Verkauf: Süsssaures in der Kälte
Alleine im Laden, WC-Besuche praktisch unmöglich, Lohn unter zwanzig Franken pro Stunde: Die Arbeit bei der Süssigkeitenkette Lolipop ist kein Zuckerschlecken.
Sarah Weber (Name geändert) lächelt verlegen und sagt beinahe entschuldigend: «Dieser Job hat schon auch positive Seiten. Halt einfach nur wenige.» Weber arbeitet als Verkäuferin bei der Ladenkette Lolipop. Inmitten von Schleckstängeln, Zuckerschlangen und Gummibärchen. Um ihr Studium und das WG-Zimmer zu finanzieren, verkauft sie mehrere Tage in der Woche sechs bis sieben Stunden lang Süssigkeiten, putzt den Laden, füllt die Regale auf und bestellt neues Schleckzeug.
Für die Studentin ist diese Arbeit kein Zuckerschlecken: Sie steht für weniger als zwanzig Franken in der Stunde im Laden – meist alleine. «Oft kann ich nicht einmal auf das Klo. Dafür müsste ich die Kunden aus dem Laden schicken, die Tür schliessen und zum WC gehen», erzählt Weber. Im Winter ist es im Laden bisweilen unter zehn Grad kalt, da die Tür immer offen sein müsse: «‹Das gibt mehr Umsatz›, sagt die Chefin.» Pausen gibt es keine. Franziska Stier, Verantwortliche für den Detailhandel bei der Gewerkschaft Unia Nordwestschweiz, kritisiert diese Arbeitsbedingungen: «Wer länger als fünfeinhalb Stunden arbeitet, hat eine Pause von mindestens fünfzehn Minuten zugute.» Und weiter: «Bei Temperaturen unter fünfzehn Grad steht allen Beschäftigten nach jeweils 150 Minuten eine Pause von zehn Minuten zu.»

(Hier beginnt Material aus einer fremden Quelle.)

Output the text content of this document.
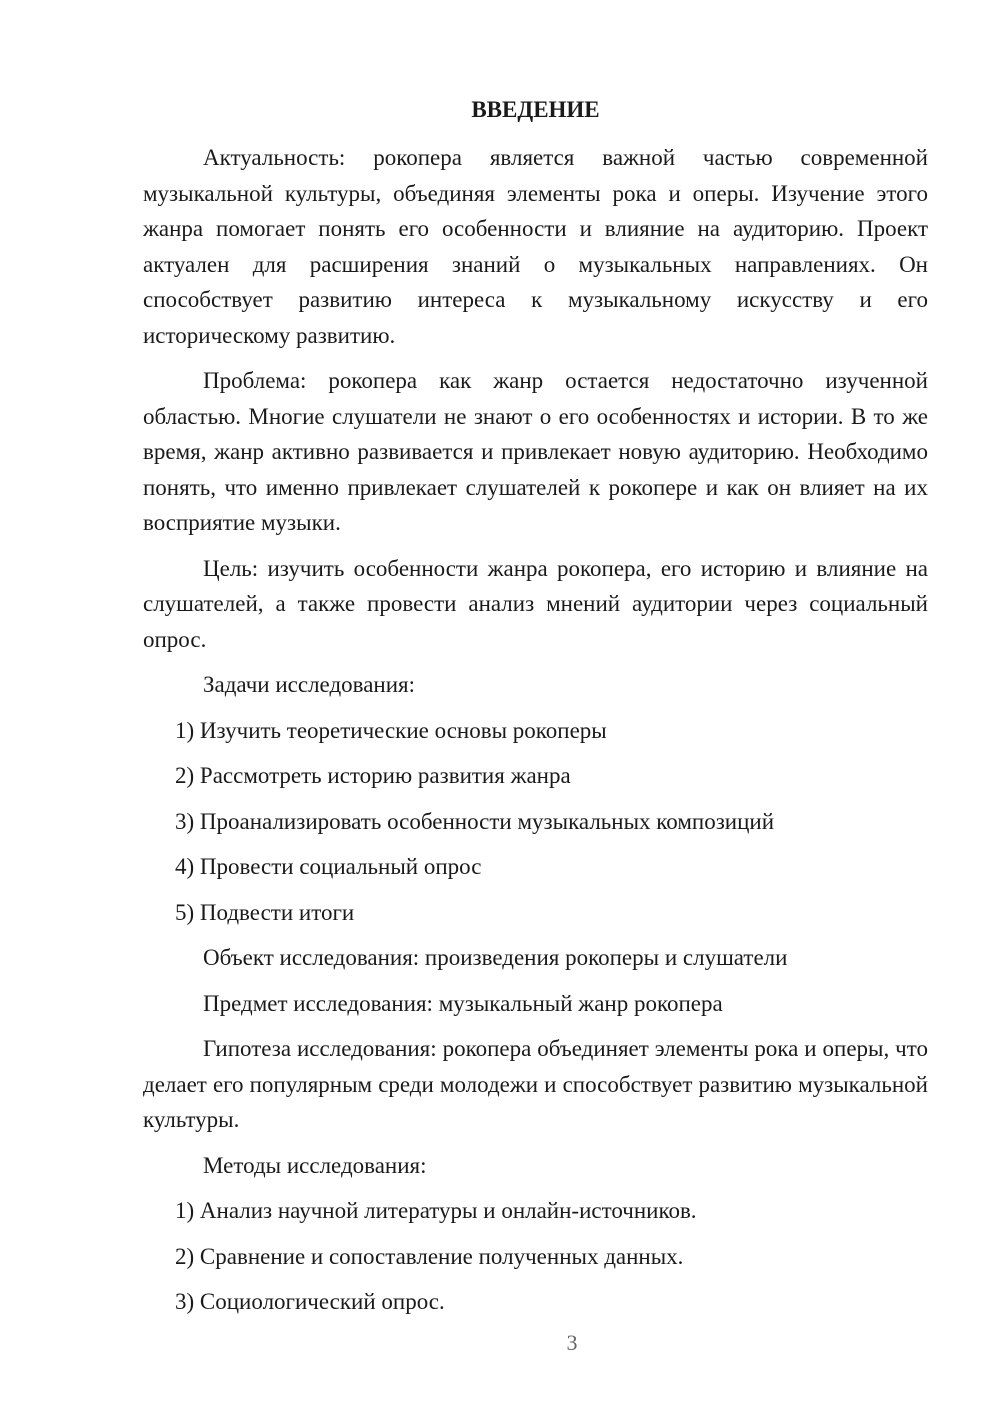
ВВЕДЕНИЕ

Актуальность: рокопера является важной частью современной музыкальной культуры, объединяя элементы рока и оперы. Изучение этого жанра помогает понять его особенности и влияние на аудиторию. Проект актуален для расширения знаний о музыкальных направлениях. Он способствует развитию интереса к музыкальному искусству и его историческому развитию.

Проблема: рокопера как жанр остается недостаточно изученной областью. Многие слушатели не знают о его особенностях и истории. В то же время, жанр активно развивается и привлекает новую аудиторию. Необходимо понять, что именно привлекает слушателей к рокопере и как он влияет на их восприятие музыки.

Цель: изучить особенности жанра рокопера, его историю и влияние на слушателей, а также провести анализ мнений аудитории через социальный опрос.

Задачи исследования:

1) Изучить теоретические основы рокоперы
2) Рассмотреть историю развития жанра
3) Проанализировать особенности музыкальных композиций
4) Провести социальный опрос
5) Подвести итоги

Объект исследования: произведения рокоперы и слушатели

Предмет исследования: музыкальный жанр рокопера

Гипотеза исследования: рокопера объединяет элементы рока и оперы, что делает его популярным среди молодежи и способствует развитию музыкальной культуры.

Методы исследования:

1) Анализ научной литературы и онлайн-источников.
2) Сравнение и сопоставление полученных данных.
3) Социологический опрос.
3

Und die Vorteile dieses Jobs? Die flexiblen Arbeitszeiten könne sie rund um das Studium gut einplanen, sagt Weber und fügt hinzu: «Ausserdem ist die Chefin nicht immer um mich herum – zum Glück!»
Sarah Weber ist eine von rund 150 Verkäuferinnen, die in 39 verschiedenen Lolipop-Filialen in der Schweiz und Deutschland arbeiten. Verkäufer gibt es keine. «Die Chefin» wolle nur Frauen einstellen, die zwischen zwanzig und dreissig Jahre alt sind, erzählen verschiedene Lolipop-Verkäuferinnen. «Die Chefin» heisst Alexandra Bisaz, gelernte Konditor-Confiseurin. Auf dem Beruf arbeitete sie nie. Ihr Traum war es, selbstständig zu sein. Nach mehreren Anläufen klappte es: Bisaz expandierte mit Lolipop schnell, gewann Preise als Jungunternehmerin und wurde in Talkshows eingeladen. Da erzählte sie von ihrer «Tellerwäscherkarriere», wie sie untendurch musste und es «mit Hartnäckigkeit» geschafft habe.

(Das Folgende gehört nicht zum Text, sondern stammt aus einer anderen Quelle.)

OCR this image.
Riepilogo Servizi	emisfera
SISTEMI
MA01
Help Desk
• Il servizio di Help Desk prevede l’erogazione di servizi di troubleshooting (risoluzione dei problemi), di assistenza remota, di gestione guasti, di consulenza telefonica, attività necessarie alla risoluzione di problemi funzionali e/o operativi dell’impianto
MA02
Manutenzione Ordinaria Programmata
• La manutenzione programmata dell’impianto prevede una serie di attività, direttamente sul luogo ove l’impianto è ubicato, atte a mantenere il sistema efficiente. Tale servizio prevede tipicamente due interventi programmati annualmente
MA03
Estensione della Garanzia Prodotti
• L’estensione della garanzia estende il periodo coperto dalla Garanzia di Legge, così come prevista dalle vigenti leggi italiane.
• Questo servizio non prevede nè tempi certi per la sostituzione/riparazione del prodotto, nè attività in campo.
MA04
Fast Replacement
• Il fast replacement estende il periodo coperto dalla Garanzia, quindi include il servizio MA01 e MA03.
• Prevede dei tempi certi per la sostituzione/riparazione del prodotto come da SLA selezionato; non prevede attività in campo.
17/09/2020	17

Basler Belegschaft drohte mit Streik
Im Herbst 2011 werden erstmals kritische Stimmen laut. Die Basler Belegschaft klagt über unwürdige Arbeitsbedingungen. Das Fernsehen wird erneut auf Alexandra Bisaz aufmerksam. Dieses Mal will sie aber nicht mehr vor die Kamera. Schriftlich richtet sie aus: «Das Unternehmen ist eine mitarbeiterfreundliche Firma, die alle Mitarbeitenden schätzt und sich stets bemüht, allen gerecht zu werden.» Ähnliches sagt Bisaz zur WOZ: «Ich gehe sogar mit Filialleiterinnen einen Kaffee trinken. Einfach so. Ich habe immer ein offenes Ohr für alle.»
Sarah Weber kann darüber nur lachen: «Nachdem die Baslerinnen mit Streik gedroht hatten, war sie eine Zeit lang freundlich. Doch schon bald war wieder alles beim Alten.» Bisaz hob damals die Löhne von achtzehn auf neunzehn Franken pro Stunde an und willigte in Sonntagszulagen ein. Doch mittlerweile werden neue Verkäuferinnen wieder zu den alten Konditionen eingestellt.

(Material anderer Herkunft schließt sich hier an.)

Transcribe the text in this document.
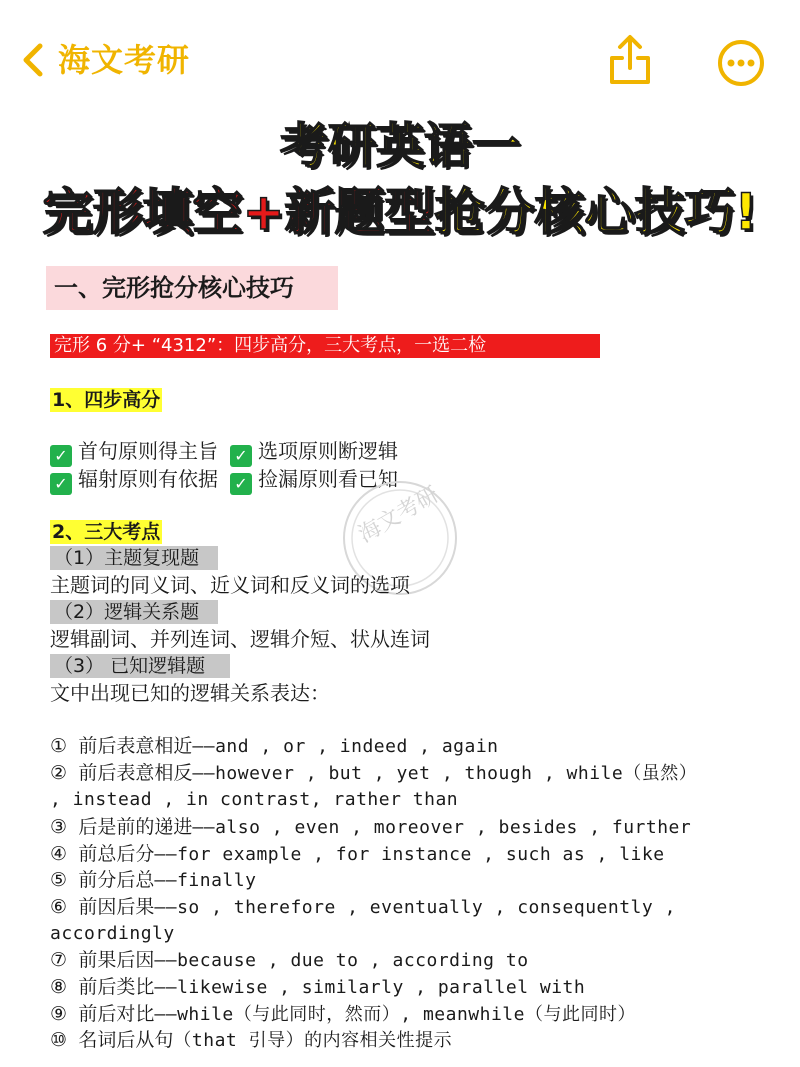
海文考研
考研英语一
完形填空+新题型抢分核心技巧!
一、完形抢分核心技巧
完形 6 分+ “4312”：四步高分，三大考点，一选二检
1、四步高分
✓ 首句原则得主旨 ✓ 选项原则断逻辑
✓ 辐射原则有依据 ✓ 捡漏原则看已知
海文考研
2、三大考点
（1）主题复现题
主题词的同义词、近义词和反义词的选项
（2）逻辑关系题
逻辑副词、并列连词、逻辑介短、状从连词
（3） 已知逻辑题
文中出现已知的逻辑关系表达：
① 前后表意相近——and , or , indeed , again
② 前后表意相反——however , but , yet , though , while（虽然）
, instead , in contrast, rather than
③ 后是前的递进——also , even , moreover , besides , further
④ 前总后分——for example , for instance , such as , like
⑤ 前分后总——finally
⑥ 前因后果——so , therefore , eventually , consequently ,
accordingly
⑦ 前果后因——because , due to , according to
⑧ 前后类比——likewise , similarly , parallel with
⑨ 前后对比——while（与此同时，然而）, meanwhile（与此同时）
⑩ 名词后从句（that 引导）的内容相关性提示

Als Sarah Weber dies bei einer Kollegin bemerkte, wollte sie etwas unternehmen: «Doch ich musste erkennen, dass ich dafür zu wenige Verkäuferinnen mobilisieren kann», erzählt sie. Einige würden die schlechten Bedingungen nicht kümmern, andere hätten Angst. Bisaz verstehe es, sie unter Druck zu setzen. «Der reinste Psychoterror!» Dies sei immer dann unerträglich, wenn die Umsätze nicht stimmen: «Dann ruft sie wütend an und erkundigt sich, ob ich dies oder jenes denn schon bestellt hätte, erzählt Weber. «Berge verkaufen Berge», sage Bisaz immer. Ein nettes Wort höre sie von ihrer Chefin höchst selten: «Wir werden nicht geschätzt. Es zählt nur der Umsatz.»
Probleme in mehreren Städten
Alexandra Bisaz bestätigt, dass sie «aus ernsten wirtschaftlichen Bedingungen den Lohn für neue Angestellte wieder etwas tiefer ansetzen» musste. Ab Juni wolle sie die Löhne schrittweise anheben. Von psychischem Druck will Bisaz nichts wissen: «Probleme mit Mitarbeiterinnen gibt es höchstens noch in Basel seit dieser Streikandrohung.» Solche Probleme löst Bisaz auf ihre Weise: Von rund einem Dutzend Verkäuferinnen, die damals an der Streikdrohung beteiligt waren, arbeiten lediglich noch zwei bei Lolipop. Den anderen wurde gekündigt, oder sie sind selbst gegangen.
Recherchen der WOZ zeigen: Lolipop-Verkäuferinnen aus verschiedenen Schweizer Städten äussern sich ähnlich wie Sarah Weber, die übrigens auch nicht in Basel arbeitet: «Eigentlich weiss ich nicht genau, warum ich noch hier arbeite. Wahrscheinlich bleibe ich nicht mehr lange.» Der Chefin Alexandra Bisaz dürfte das recht sein. Webers Nachfolgerin könnte sie dann auch wieder zu einem Stundenlohn von achtzehn Franken einstellen. «Das würde ich bestimmt nicht mehr mitmachen», sagt Weber. Das verlegene Lächeln ist aus ihrem Gesicht verschwunden.